5. **MoE vs dense** — Composer's whole serving-cost story depends on MoE (1T total / 32B active). Going MoE adds expert sharding complexity. Dense Qwen3-32B might be the saner v0.1 target.

## What we should NOT do

- **Don't build on TorchForge.** Meta paused it. Lift patterns, not dependencies.
- **Don't try to replicate Composer's exact training mix.** ~85% of their compute is post-training; you don't have that budget. Replicate the *recipe shape*, not the scale.
- **Don't add DiLoCo before you need it.** Single-cluster training is fine until token budget says otherwise.
- **Don't forget the reward-hacking safeguards.** Cursor's blog mentions models learning to decompile bytecode to reconstruct deleted APIs. Plan for adversarial reward hacking from day 1.
- **Don't skip RLVR ground-truth.** The trace-replay channel is *additional signal*, not a replacement for "tests pass."

## Sources

All five research notes:
- `~/wiki/research/post-training-framework/01-composer-2.5.md` (Cursor recipe deep-dive)
- `~/wiki/research/post-training-framework/02-diloco-family.md` (DiLoCo / OpenDiLoCo / PRIME-RL / INTELLECT-2)
- `~/wiki/research/post-training-framework/03-monarch-torchforge-openenv.md` (Meta's stack)
- `~/wiki/research/post-training-framework/04-verl-trl.md` (algorithm libraries)
- `~/wiki/research/post-training-framework/05-trace-replay-distillation.md` (your novelty assessment)

Each was authored by a different model family (Gemini 3.1 Pro, DeepSeek V4 Pro, GPT-5, Sonnet 4.6, Kimi K2-Thinking) for cross-family signal.

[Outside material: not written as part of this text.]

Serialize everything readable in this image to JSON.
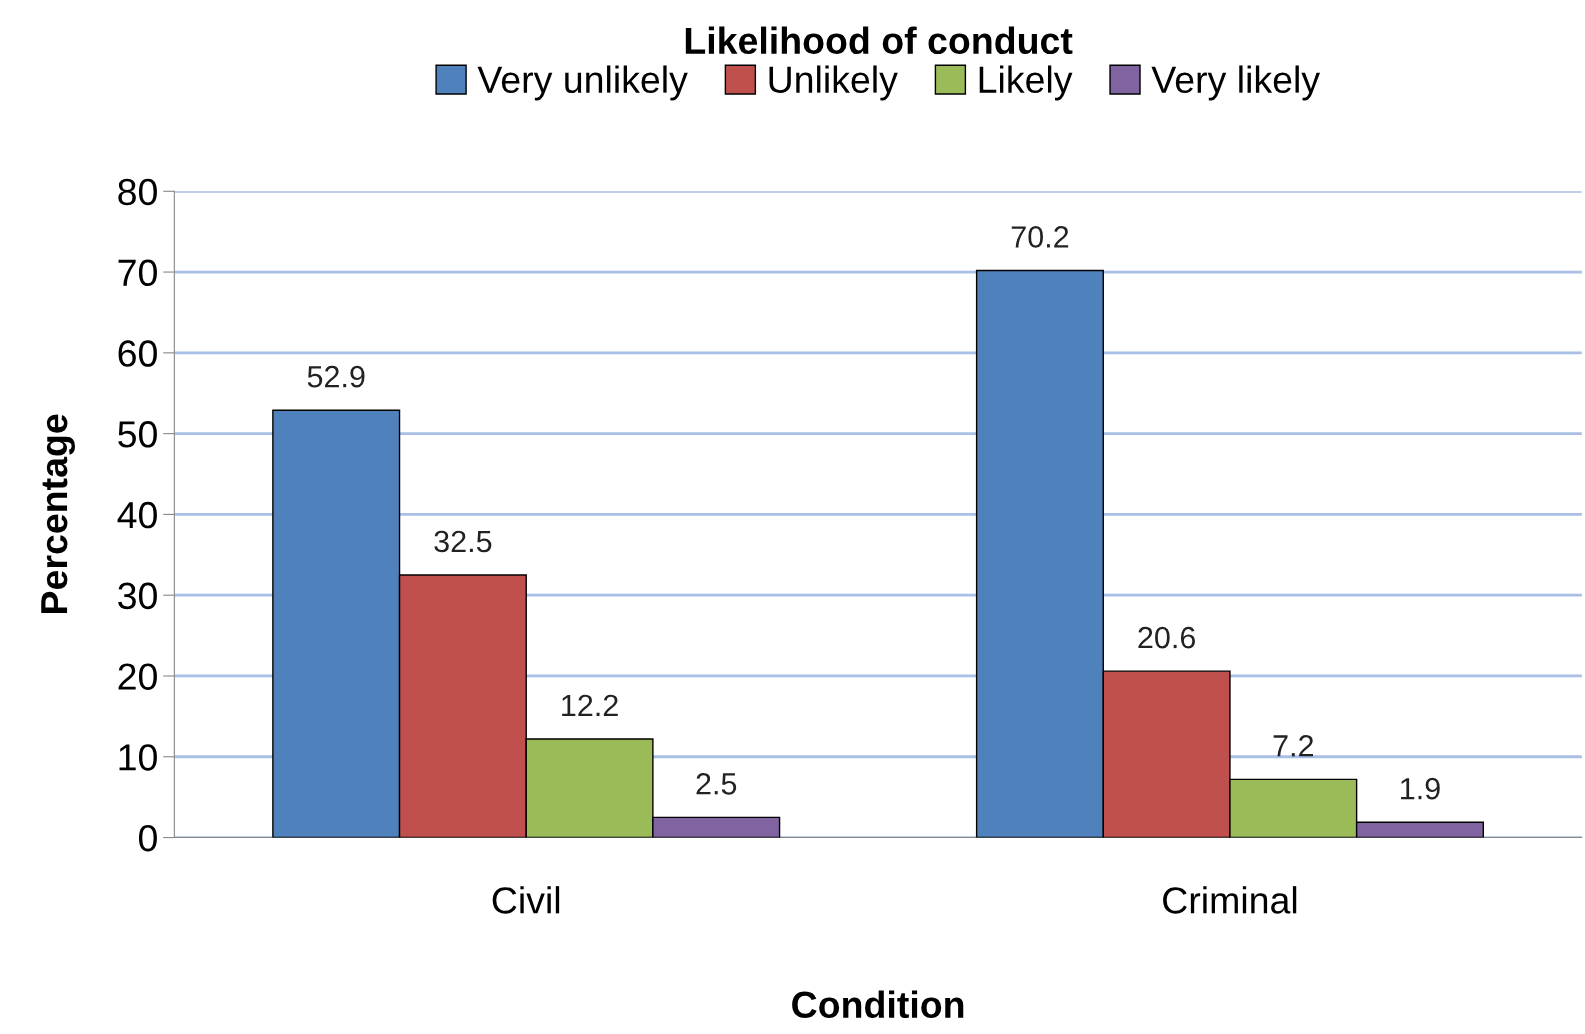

Convergent findings across reports:
- **GRPO+DAPO is the consensus algorithm** (3/4 reports, the 4th doesn't compare)
- **PRIME-RL is the most production-ready decentralized substrate** (2 reports independently)
- **OpenEnv is the env-format winner** (3 reports converge)
- **Trace-replay-with-N-teachers is genuinely under-explored** (the trace-replay report's primary finding)

## Next-step decision

Three paths from here:

1. **Spike v0.0** — `skill_view('spike')` then build the smallest possible "GRPO + trace-replay-DPO" comparison on Qwen3-7B. ~1 week. Cheapest signal on whether the novelty actually adds value.
2. **Plan first** — `skill_view('writing-plans')` then write a full implementation plan as a markdown plan doc with phases / subagent assignments. ~2 hours. Useful if you want to dispatch this as a kanban-orchestrator job.
3. **Deeper research first** — there are several open questions above (hint generator, trace data source). Could dispatch another scatter to nail those down before any code.

My recommendation is **(1) Spike v0.0**, because the trace-replay-distillation idea is the highest-novelty piece and the cheapest to falsify. If trace-replay-DPO doesn't beat plain-GRPO on a 7B model with 100 traces and 3 teachers, the framework still has value (Composer recipe + PRIME-RL + OpenEnv), but the novel claim is dead and we should reorient. If it works, you publish.